America said, Russia will get a response to bold antics

America said, Russia will get a response to bold antics
US Secretary of State Antony Blinken told the BBC that the US would respond to Russia's bold or aggressive antics.

Blinken said that the United States is focused on steps such as opposition leader Alexei Navellini, dealing with solar wind hacks and electoral interference.

"We would prefer a more stable and predictable relationship," he said.

Blinken was in Britain for the meeting of foreign ministers of the G7 countries.

The statement, released after two days of talks, criticized Russia for its "irresponsible and untenable behavior" against Ukraine and in the case of cyber attacks.

Earlier in February, US President Joe Biden said that he had made it clear to President Vladimir Putin that "the days are gone when the US did not oppose Russia's aggressive moves."

Former US President Donald Trump often appeared to refrain from criticizing the Russian leader.

Blinken said on BBC Radio 4's Today program that the Biden administration is not trying to stop China, but has claimed that the US is in favor of maintaining an international system based on rules.

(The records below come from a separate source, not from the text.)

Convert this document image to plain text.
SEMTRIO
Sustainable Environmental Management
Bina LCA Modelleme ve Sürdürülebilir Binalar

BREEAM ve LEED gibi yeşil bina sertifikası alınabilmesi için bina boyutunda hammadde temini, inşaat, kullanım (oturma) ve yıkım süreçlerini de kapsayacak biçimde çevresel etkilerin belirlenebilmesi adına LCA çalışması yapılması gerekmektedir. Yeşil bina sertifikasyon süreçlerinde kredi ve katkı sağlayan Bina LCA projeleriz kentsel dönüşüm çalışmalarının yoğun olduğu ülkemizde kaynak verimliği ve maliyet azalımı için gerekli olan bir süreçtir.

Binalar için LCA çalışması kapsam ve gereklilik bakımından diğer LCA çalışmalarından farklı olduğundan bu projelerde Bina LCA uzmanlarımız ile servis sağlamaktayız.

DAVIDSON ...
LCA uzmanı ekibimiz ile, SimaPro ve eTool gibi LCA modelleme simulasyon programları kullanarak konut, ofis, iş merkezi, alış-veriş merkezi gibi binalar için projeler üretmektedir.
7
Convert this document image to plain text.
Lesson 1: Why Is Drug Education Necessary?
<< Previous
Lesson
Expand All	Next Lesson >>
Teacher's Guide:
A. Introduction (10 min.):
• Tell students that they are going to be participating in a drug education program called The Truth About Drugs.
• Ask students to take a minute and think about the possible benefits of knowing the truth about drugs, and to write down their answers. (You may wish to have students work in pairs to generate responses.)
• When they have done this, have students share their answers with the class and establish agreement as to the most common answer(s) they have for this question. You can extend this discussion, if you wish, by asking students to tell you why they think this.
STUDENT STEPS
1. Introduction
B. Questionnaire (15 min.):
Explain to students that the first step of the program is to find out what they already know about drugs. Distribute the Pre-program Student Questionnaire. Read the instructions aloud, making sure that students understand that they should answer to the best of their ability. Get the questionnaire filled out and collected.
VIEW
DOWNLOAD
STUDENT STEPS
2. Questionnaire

He said that countries need to watch very carefully whether China is investing in its strategic capital.

Regarding Afghanistan, Blinken claimed that even after the withdrawal of the troops, the US would remain involved in the Afghanistan case.

The Biden administration had announced that US troops would leave Afghanistan altogether by September.

Blinken said that the regional powers would have to come forward and use their influence to try to take the country on a positive path.

When Blinken was asked about a possible trade treaty with Britain and the situation in Northern Ireland, he said that the administration's focus is still on peace in Ireland.

The Foreign Minister said that it is important for President Biden that "whatever is done, whatever we do, the benefit of the Good Friday Agreement must be sustained and we must take into account the political and economic welfare of Northern Ireland".

Joe Biden previously said that the 1998 Good Friday Agreement should not harm Brexit, effectively ending Northern Ireland's "problems".

Post-Brexit trade agreements for Northern Ireland caused tension there and because of this, First Minister Arlen Foster also resigned.